The next seminar in the series Linguistics Circle Seminar Series will be held on Friday 13 May at 12:00 in Room 256, M.A. Vassalli Conference Centre - Gateway Building (GW256). During the seminar Andrea De Marco, University of Malta, will talk about 'Acoustic Approaches to Accent Identification'.
Abstract
There has been considerable research on the problems of speaker and language recognition from samples of speech. A less researched problem is that of accent recognition. Although this is a similar problem to language identification, different accents of a language exhibit more fine-grained differences between classes than languages. This presents a tougher problem for traditional classification techniques. This talk will go over recent work and evaluate a number of techniques for accent classification. The proposed techniques are novel modifications and extensions to state of the art algorithms, and they result in enhanced performance on accent recognition.

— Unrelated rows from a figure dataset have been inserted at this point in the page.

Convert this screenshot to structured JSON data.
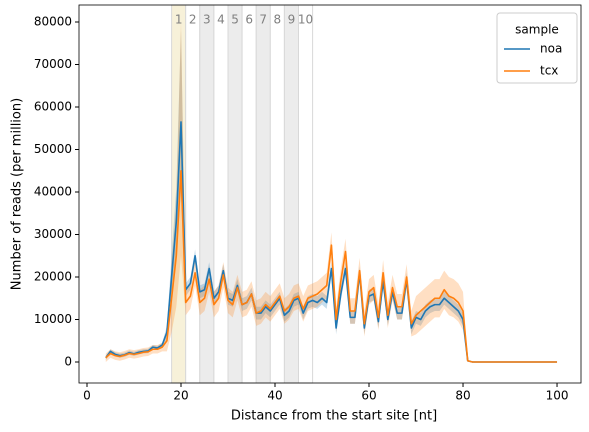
{
  "chart_data": {
    "type": "line",
    "xlabel": "Distance from the start site [nt]",
    "ylabel": "Number of reads (per million)",
    "xlim": [
      -1.7,
      105.1
    ],
    "ylim": [
      -4940,
      84000
    ],
    "xticks": [
      0,
      20,
      40,
      60,
      80,
      100
    ],
    "yticks": [
      0,
      10000,
      20000,
      30000,
      40000,
      50000,
      60000,
      70000,
      80000
    ],
    "legend_title": "sample",
    "legend_position": "upper right",
    "regions": [
      {
        "label": "1",
        "start": 18,
        "end": 21,
        "color": "#f7f1d9"
      },
      {
        "label": "2",
        "start": 21,
        "end": 24,
        "color": "#ffffff"
      },
      {
        "label": "3",
        "start": 24,
        "end": 27,
        "color": "#ececec"
      },
      {
        "label": "4",
        "start": 27,
        "end": 30,
        "color": "#ffffff"
      },
      {
        "label": "5",
        "start": 30,
        "end": 33,
        "color": "#ececec"
      },
      {
        "label": "6",
        "start": 33,
        "end": 36,
        "color": "#ffffff"
      },
      {
        "label": "7",
        "start": 36,
        "end": 39,
        "color": "#ececec"
      },
      {
        "label": "8",
        "start": 39,
        "end": 42,
        "color": "#ffffff"
      },
      {
        "label": "9",
        "start": 42,
        "end": 45,
        "color": "#ececec"
      },
      {
        "label": "10",
        "start": 45,
        "end": 48,
        "color": "#ffffff"
      }
    ],
    "x": [
      4,
      5,
      6,
      7,
      8,
      9,
      10,
      11,
      12,
      13,
      14,
      15,
      16,
      17,
      18,
      19,
      20,
      21,
      22,
      23,
      24,
      25,
      26,
      27,
      28,
      29,
      30,
      31,
      32,
      33,
      34,
      35,
      36,
      37,
      38,
      39,
      40,
      41,
      42,
      43,
      44,
      45,
      46,
      47,
      48,
      49,
      50,
      51,
      52,
      53,
      54,
      55,
      56,
      57,
      58,
      59,
      60,
      61,
      62,
      63,
      64,
      65,
      66,
      67,
      68,
      69,
      70,
      71,
      72,
      73,
      74,
      75,
      76,
      77,
      78,
      79,
      80,
      81,
      82,
      83,
      84,
      85,
      86,
      87,
      88,
      89,
      90,
      91,
      92,
      93,
      94,
      95,
      96,
      97,
      98,
      99,
      100
    ],
    "series": [
      {
        "name": "noa",
        "color": "#1f77b4",
        "values": [
          1000,
          2500,
          1800,
          1500,
          1700,
          2200,
          1900,
          2300,
          2500,
          2600,
          3500,
          3300,
          4000,
          7000,
          20000,
          33000,
          56500,
          17000,
          18500,
          25000,
          16500,
          17000,
          22000,
          15000,
          16500,
          21500,
          15000,
          14500,
          18000,
          13500,
          14000,
          16000,
          11500,
          11500,
          13000,
          12000,
          13500,
          15000,
          11000,
          12000,
          14500,
          15000,
          11500,
          14000,
          14500,
          14000,
          15000,
          14000,
          22000,
          8000,
          16000,
          22000,
          10500,
          10500,
          21000,
          8000,
          15500,
          16000,
          9500,
          19000,
          10000,
          16500,
          11500,
          11500,
          19500,
          8000,
          10500,
          10000,
          12000,
          13000,
          13500,
          13500,
          15000,
          14000,
          13000,
          12000,
          10000,
          300,
          0,
          0,
          0,
          0,
          0,
          0,
          0,
          0,
          0,
          0,
          0,
          0,
          0,
          0,
          0,
          0,
          0,
          0,
          0
        ],
        "lower": [
          500,
          2000,
          1300,
          1000,
          1200,
          1700,
          1400,
          1800,
          2000,
          2100,
          3000,
          2800,
          3500,
          5500,
          15000,
          25000,
          40000,
          15500,
          17000,
          23500,
          15000,
          15500,
          20500,
          13500,
          15000,
          20000,
          13500,
          13000,
          16500,
          12000,
          12500,
          14500,
          10000,
          10000,
          11500,
          10500,
          12000,
          13500,
          9500,
          10500,
          13000,
          13500,
          10000,
          12500,
          13000,
          12500,
          13500,
          12500,
          20500,
          6500,
          14500,
          20500,
          9000,
          9000,
          19500,
          6500,
          14000,
          14500,
          8000,
          17500,
          8500,
          15000,
          10000,
          10000,
          18000,
          6500,
          9000,
          8500,
          10500,
          11500,
          12000,
          12000,
          13500,
          12500,
          11500,
          10500,
          8500,
          100,
          0,
          0,
          0,
          0,
          0,
          0,
          0,
          0,
          0,
          0,
          0,
          0,
          0,
          0,
          0,
          0,
          0,
          0,
          0
        ],
        "upper": [
          1500,
          3000,
          2300,
          2000,
          2200,
          2700,
          2400,
          2800,
          3000,
          3100,
          4000,
          3800,
          4500,
          8500,
          25000,
          41000,
          78000,
          18500,
          20000,
          26500,
          18000,
          18500,
          23500,
          16500,
          18000,
          23000,
          16500,
          16000,
          19500,
          15000,
          15500,
          17500,
          13000,
          13000,
          14500,
          13500,
          15000,
          16500,
          12500,
          13500,
          16000,
          16500,
          13000,
          15500,
          16000,
          15500,
          16500,
          15500,
          23500,
          9500,
          17500,
          23500,
          12000,
          12000,
          22500,
          9500,
          17000,
          17500,
          11000,
          20500,
          11500,
          18000,
          13000,
          13000,
          21000,
          9500,
          12000,
          11500,
          13500,
          14500,
          15000,
          15000,
          16500,
          15500,
          14500,
          13500,
          11500,
          500,
          0,
          0,
          0,
          0,
          0,
          0,
          0,
          0,
          0,
          0,
          0,
          0,
          0,
          0,
          0,
          0,
          0,
          0,
          0
        ]
      },
      {
        "name": "tcx",
        "color": "#ff7f0e",
        "values": [
          1000,
          2000,
          1500,
          1300,
          1600,
          2000,
          1800,
          2000,
          2300,
          2400,
          3000,
          3000,
          3500,
          5000,
          15000,
          25000,
          45000,
          14000,
          15500,
          21000,
          14000,
          15000,
          19500,
          13500,
          15000,
          20500,
          14500,
          13500,
          17500,
          13500,
          14000,
          16000,
          11500,
          12000,
          13500,
          12500,
          14000,
          15500,
          12000,
          13000,
          15000,
          15500,
          12500,
          15000,
          15500,
          16000,
          17000,
          18000,
          27500,
          10000,
          19000,
          26000,
          12000,
          12000,
          21500,
          9000,
          16500,
          17500,
          10500,
          21000,
          11000,
          17500,
          13000,
          13000,
          20000,
          9000,
          11000,
          12000,
          13000,
          14000,
          15000,
          15000,
          17000,
          15500,
          15000,
          14000,
          12000,
          300,
          0,
          0,
          0,
          0,
          0,
          0,
          0,
          0,
          0,
          0,
          0,
          0,
          0,
          0,
          0,
          0,
          0,
          0,
          0
        ],
        "lower": [
          0,
          1000,
          500,
          300,
          600,
          1000,
          800,
          1000,
          1300,
          1400,
          2000,
          2000,
          2500,
          2500,
          7000,
          13000,
          25000,
          11000,
          12500,
          18000,
          11000,
          12000,
          16500,
          10500,
          12000,
          17500,
          11500,
          10500,
          14500,
          10500,
          11000,
          13000,
          8500,
          9000,
          10500,
          9500,
          11000,
          12500,
          9000,
          10000,
          12000,
          12500,
          9500,
          12000,
          12500,
          13000,
          14000,
          15000,
          24500,
          7000,
          16000,
          23000,
          9000,
          9000,
          18500,
          6000,
          13500,
          14500,
          7500,
          18000,
          8000,
          14500,
          10000,
          10000,
          17000,
          6000,
          6500,
          7500,
          8500,
          9500,
          10500,
          10500,
          12500,
          11000,
          10500,
          9500,
          7500,
          100,
          0,
          0,
          0,
          0,
          0,
          0,
          0,
          0,
          0,
          0,
          0,
          0,
          0,
          0,
          0,
          0,
          0,
          0,
          0
        ],
        "upper": [
          2000,
          3000,
          2500,
          2300,
          2600,
          3000,
          2800,
          3000,
          3300,
          3400,
          4000,
          4000,
          4500,
          7500,
          23000,
          37000,
          80000,
          17000,
          18500,
          24000,
          17000,
          18000,
          22500,
          16500,
          18000,
          23500,
          17500,
          16500,
          20500,
          16500,
          17000,
          19000,
          14500,
          15000,
          16500,
          15500,
          17000,
          18500,
          15000,
          16000,
          18000,
          18500,
          15500,
          18000,
          18500,
          19000,
          20000,
          21000,
          30500,
          13000,
          22000,
          29000,
          15000,
          15000,
          24500,
          12000,
          19500,
          20500,
          13500,
          24000,
          14000,
          20500,
          16000,
          16000,
          23000,
          12000,
          15500,
          16500,
          17500,
          18500,
          19500,
          19500,
          21500,
          20000,
          19500,
          18500,
          16500,
          500,
          0,
          0,
          0,
          0,
          0,
          0,
          0,
          0,
          0,
          0,
          0,
          0,
          0,
          0,
          0,
          0,
          0,
          0,
          0
        ]
      }
    ]
  }
}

The bulk of the work is concerned with the application of the i-Vector technique to accent identification, which is the most successful approach to acoustic classification to have emerged in recent years. We show that it is possible to achieve high accuracy accent identification without reliance on transcriptions and without utilising phoneme recognition algorithms. The seminar will describe the various stages in the development of i-Vector based accent classification that improve the standard approaches usually applied for speaker or language identification, which are insufficient. We demonstrate that very good accent identification performance is possible with acoustic methods by considering different i-Vector projections, frontend parameters, i-Vector configuration parameters, and an optimised fusion of the resulting i-Vector classifiers we can obtain from the same data.
The overall claim is that of having achieved the best accent identification performance on the test corpus for acoustic methods, with up to 90\% identification rate. This performance is even better than previously reported acoustic-phonotactic based systems on the same corpus, and is very close to performance obtained via transcription based accent identification. The seminar will also go over the utilization of this technique for speech recognition purposes, leading to considerably lower word error rates.